13. Firstly, increased transparency should not only be on the part of Governments, but also financial market players. Currently, there is no regulatory authority to oversee the orderly functioning of the international capital markets, especially currency trading. The rationale for such an institution would be similar to that for a national regulatory authority that supervises the activities of domestic stock exchanges, commodity, and futures trading. The regulation of cross-border financial market transactions is not new. Work is already underway to address shortcomings in the international financial system so vividly highlighted by the Asian crisis. These include banking supervision which is being undertaken by the Basle Committee; the establishment of universal principles for securities regulation by the International Organisation of Securities Commissions (IOSCO); and the development of strong global prudential standards in the insurance industry by the International Association of Insurance Supervisors (IAIS). A Joint Forum on Financial Conglomerates has also been set up by the Basle Committee, IOSCO, and the IAIS to develop a set of principles for supervising internationally active financial groups.

14. Secondly, the establishment of a mechanism for making rating agencies accountable for their actions is needed, particularly when their ratings have a significant adverse impact on a country, more than had been warranted by economic fundamentals. In recent times, it has been shown that rating agencies have failed to make objective assessments, despite being provided with comprehensive information. None of the rating agencies predicted the outbreak of the regional financial crisis. Indeed, they were bullish on Asia’s prospects. Subsequently, when the contagion effects of the crisis became more apparent, the rating agencies exacerbated the situation by continually downgrading the credit standing of the affected Asian economies. The downgrading were often based on inaccurate assessments of the country’s economic and financial situation. This further undermined investor confidence, precipitating panic selling by investors.

15. Next, it is time we set up an international lender of last resort. In addition to the need to establish a global regulator of world capital markets, it is also important to provide temporary liquidity support to economies in crisis facing problems of massive capital flight and a liquidity crunch. There is a need for a lender of last resort for countries that are fundamentally sound and financially solvent, but which require temporary liquidity support to weather a “run” on their economies.

16. Finally, there must be a review of the role of International Financial Institutions (IFIs). The role of the IMF, World Bank, and other International Financial Institutions must be reviewed to ensure that they remain relevant to the changing needs of their members. In particular, closer collaboration among the IFIs, notably the IMF, World Bank, and the BIS are essential to ensure that the world’s financial system continues to function smoothly. We should also consider the establishment of a global system for the exchange of information among the IFIs, international regulatory bodies, and home-authorities. Such a system of global information sharing would provide important early warning signals of impending crisis and enable the affected countries and the international community to undertake appropriate policy responses.

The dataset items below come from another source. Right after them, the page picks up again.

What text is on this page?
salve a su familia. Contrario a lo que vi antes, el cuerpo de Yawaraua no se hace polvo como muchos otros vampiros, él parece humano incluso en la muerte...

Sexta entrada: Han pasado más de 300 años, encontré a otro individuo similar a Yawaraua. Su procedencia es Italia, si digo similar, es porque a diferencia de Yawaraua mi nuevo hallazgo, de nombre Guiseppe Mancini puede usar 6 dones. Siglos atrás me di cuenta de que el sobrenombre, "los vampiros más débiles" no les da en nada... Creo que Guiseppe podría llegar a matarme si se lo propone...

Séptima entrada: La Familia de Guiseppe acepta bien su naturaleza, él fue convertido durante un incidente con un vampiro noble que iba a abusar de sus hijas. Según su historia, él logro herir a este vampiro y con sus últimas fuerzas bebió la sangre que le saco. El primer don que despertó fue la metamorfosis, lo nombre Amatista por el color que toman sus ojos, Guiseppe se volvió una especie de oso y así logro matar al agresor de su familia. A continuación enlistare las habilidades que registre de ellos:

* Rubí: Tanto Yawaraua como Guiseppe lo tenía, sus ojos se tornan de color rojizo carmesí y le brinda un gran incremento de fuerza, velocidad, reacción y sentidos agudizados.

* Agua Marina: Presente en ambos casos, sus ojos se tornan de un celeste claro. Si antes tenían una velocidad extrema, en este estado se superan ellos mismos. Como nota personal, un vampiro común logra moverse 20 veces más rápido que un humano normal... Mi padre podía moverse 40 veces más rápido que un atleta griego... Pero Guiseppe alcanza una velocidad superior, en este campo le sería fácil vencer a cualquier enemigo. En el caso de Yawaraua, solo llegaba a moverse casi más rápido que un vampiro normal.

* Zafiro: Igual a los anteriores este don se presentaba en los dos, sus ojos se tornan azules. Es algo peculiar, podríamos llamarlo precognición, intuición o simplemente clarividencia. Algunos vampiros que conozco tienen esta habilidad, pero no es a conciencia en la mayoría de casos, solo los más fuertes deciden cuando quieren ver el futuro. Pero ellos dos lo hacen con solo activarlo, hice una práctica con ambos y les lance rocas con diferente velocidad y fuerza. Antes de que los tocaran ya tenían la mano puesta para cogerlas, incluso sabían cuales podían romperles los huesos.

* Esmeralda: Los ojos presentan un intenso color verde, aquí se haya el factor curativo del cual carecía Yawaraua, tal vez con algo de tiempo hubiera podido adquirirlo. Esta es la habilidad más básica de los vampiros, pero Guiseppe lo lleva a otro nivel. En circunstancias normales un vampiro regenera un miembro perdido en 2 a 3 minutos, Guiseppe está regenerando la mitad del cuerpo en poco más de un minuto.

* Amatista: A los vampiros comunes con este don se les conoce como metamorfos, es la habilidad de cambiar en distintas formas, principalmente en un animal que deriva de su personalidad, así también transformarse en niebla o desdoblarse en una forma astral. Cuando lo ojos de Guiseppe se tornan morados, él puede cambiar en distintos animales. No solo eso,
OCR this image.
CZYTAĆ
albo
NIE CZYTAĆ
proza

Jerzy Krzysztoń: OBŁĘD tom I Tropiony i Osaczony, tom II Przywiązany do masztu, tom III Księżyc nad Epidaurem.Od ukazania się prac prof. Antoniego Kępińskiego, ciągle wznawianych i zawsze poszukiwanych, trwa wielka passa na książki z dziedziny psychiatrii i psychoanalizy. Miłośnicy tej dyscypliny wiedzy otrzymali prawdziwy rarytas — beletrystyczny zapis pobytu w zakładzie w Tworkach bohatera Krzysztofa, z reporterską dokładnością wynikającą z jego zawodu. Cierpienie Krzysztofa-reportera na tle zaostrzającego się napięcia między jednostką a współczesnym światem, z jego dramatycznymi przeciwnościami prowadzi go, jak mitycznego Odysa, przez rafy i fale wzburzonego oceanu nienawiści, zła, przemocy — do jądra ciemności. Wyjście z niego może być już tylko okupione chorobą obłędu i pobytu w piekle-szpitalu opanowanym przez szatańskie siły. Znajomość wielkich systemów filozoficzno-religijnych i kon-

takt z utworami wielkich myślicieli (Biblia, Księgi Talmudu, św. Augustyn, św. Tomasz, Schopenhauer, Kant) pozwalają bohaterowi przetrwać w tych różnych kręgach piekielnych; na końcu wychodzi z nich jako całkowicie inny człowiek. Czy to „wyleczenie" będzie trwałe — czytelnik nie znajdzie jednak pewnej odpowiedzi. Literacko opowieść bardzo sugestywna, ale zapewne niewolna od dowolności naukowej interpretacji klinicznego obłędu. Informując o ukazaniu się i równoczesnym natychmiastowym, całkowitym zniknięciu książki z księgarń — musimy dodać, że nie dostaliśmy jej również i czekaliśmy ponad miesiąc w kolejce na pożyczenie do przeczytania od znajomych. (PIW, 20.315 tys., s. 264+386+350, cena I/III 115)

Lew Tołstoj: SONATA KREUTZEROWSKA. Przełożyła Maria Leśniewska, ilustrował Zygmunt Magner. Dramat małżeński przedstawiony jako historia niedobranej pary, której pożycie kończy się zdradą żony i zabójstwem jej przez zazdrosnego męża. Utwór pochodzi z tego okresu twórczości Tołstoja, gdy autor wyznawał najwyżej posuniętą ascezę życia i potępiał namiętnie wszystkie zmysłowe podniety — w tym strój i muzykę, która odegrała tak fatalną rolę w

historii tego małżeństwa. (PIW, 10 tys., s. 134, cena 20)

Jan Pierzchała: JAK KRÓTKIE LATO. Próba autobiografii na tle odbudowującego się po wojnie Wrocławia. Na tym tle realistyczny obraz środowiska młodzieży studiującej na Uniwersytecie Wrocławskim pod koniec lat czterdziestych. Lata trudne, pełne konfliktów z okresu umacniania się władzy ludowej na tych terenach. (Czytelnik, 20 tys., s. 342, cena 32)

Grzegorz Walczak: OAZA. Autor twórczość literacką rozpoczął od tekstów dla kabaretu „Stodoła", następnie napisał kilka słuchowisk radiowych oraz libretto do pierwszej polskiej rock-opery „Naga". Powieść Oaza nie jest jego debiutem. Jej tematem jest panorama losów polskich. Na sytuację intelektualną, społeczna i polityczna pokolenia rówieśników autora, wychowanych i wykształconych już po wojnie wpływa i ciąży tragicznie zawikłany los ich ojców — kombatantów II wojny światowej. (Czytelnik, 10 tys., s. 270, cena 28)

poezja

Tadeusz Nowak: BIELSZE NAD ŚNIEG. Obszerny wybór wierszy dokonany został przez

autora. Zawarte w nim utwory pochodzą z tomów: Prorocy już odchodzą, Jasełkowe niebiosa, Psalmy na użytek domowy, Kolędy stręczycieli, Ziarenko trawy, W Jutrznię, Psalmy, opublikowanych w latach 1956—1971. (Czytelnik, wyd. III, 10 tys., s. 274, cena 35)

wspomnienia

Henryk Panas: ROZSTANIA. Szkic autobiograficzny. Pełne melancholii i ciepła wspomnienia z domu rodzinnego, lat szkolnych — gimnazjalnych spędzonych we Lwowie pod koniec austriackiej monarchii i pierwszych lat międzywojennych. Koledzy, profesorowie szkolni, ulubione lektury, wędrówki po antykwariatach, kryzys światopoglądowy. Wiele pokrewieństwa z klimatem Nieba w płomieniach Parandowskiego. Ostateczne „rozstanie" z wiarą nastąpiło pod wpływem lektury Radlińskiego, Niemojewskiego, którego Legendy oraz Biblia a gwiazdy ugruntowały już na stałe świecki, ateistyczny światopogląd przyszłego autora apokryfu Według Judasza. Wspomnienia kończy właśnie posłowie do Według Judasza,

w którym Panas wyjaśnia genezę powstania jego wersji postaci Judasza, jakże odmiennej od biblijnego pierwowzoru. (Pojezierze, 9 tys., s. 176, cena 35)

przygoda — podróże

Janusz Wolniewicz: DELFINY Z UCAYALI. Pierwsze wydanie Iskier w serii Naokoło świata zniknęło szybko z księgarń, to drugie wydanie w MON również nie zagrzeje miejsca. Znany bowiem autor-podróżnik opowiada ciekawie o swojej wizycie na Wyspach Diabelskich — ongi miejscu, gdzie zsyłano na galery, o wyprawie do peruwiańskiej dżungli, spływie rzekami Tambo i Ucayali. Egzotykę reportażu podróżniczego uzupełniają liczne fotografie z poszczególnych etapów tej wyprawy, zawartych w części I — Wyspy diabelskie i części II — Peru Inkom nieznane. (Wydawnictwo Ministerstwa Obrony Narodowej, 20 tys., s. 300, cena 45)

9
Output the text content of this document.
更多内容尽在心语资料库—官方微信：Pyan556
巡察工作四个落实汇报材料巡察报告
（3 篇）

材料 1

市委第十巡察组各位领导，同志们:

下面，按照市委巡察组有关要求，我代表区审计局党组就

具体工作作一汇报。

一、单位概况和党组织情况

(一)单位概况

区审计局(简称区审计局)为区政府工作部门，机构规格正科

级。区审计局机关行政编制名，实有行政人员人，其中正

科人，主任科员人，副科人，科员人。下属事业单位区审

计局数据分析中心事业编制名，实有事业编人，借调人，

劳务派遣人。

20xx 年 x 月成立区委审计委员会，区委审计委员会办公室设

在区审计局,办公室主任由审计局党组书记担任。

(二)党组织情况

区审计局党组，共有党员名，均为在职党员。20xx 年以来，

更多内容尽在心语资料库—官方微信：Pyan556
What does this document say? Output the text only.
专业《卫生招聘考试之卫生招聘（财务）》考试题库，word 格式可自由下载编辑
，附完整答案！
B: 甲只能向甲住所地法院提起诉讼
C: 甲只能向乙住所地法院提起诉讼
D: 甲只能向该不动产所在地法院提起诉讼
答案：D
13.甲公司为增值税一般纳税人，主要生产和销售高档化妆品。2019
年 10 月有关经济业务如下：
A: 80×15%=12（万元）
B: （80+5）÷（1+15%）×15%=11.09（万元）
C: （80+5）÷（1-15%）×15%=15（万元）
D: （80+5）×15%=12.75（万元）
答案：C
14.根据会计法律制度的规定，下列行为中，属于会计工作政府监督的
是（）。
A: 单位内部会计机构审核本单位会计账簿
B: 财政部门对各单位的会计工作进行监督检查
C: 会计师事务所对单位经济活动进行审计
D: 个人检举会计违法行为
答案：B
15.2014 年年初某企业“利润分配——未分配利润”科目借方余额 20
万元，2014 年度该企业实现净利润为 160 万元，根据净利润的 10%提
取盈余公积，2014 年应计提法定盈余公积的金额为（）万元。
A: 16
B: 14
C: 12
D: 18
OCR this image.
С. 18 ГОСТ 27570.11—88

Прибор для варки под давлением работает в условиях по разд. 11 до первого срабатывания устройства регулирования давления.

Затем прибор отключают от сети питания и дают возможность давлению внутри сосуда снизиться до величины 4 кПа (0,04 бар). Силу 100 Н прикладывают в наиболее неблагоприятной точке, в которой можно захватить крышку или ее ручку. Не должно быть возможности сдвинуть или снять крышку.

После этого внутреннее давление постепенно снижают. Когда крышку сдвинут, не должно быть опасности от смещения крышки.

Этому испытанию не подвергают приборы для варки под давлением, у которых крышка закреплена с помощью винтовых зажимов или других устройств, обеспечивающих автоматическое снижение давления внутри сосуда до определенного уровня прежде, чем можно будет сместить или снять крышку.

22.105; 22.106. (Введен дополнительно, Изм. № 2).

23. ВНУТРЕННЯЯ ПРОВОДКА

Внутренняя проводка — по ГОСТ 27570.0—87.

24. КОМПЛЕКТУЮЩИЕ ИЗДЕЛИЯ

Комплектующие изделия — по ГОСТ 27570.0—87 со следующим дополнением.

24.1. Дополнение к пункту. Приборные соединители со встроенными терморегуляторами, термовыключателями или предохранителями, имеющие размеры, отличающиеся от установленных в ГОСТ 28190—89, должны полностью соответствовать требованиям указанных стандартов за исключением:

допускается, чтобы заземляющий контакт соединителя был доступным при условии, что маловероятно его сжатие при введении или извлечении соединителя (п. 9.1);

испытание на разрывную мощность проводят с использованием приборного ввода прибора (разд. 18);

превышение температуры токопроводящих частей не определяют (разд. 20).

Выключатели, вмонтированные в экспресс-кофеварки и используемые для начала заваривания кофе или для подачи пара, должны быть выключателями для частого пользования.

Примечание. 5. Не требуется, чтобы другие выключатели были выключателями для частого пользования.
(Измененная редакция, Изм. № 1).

17. We remain convinced that an international consensus on the reform of the international monetary system is the preferred option to address the present and future financial crisis. No country can do it alone. Efforts by countries such as Malaysia, Hong Kong, and Russia represent only short-term measures to cope with the immediate problem of volatile capital flows. A permanent, multilaterally agreed solution is required to strengthen the international financial system.

18. In the interim, what are the options available to developing countries like Malaysia? Malaysia like other affected economies have persevered since the crisis began one year ago to undertake macroeconomic adjustment policies and implement financial reforms to reduce the risks and vulnerabilities arising from external developments. These measures were aimed at achieving macroeconomic stability and increasing the resilience of the financial system. As the economy slows down, strains are increasingly being felt in the financial system.


Ladies and Gentlemen,

Malaysia’s exchange control measures

19. In the past one year, Malaysia has suffered considerable loss in income and wealth, No country which has experienced a 40% depreciation in its exchange rate and a 65% decline in stock prices can withstand the dislocation in its economy and the social costs it entails. In an effort to ensure prospects for stability, Malaysia has introduced selective administrative controls to allow for orderly capital flows and insulate the domestic economy from such external risks. It is emphasised that the new controls are not a substitute for sound macroeconomic and financial policies. The measures will provide some breathing space to ensure that the ongoing structural adjustment measures could continue uninhibited by external developments. The Government is in fact on course in its efforts to restructure the financial sector, in particular, the recapitalisation of the financial institutions. The measures are also aimed at preserving the gains that have been made in terms of strengthening of the balance of payments position and in terms of containing inflation to create a positive environment to support economic recovery.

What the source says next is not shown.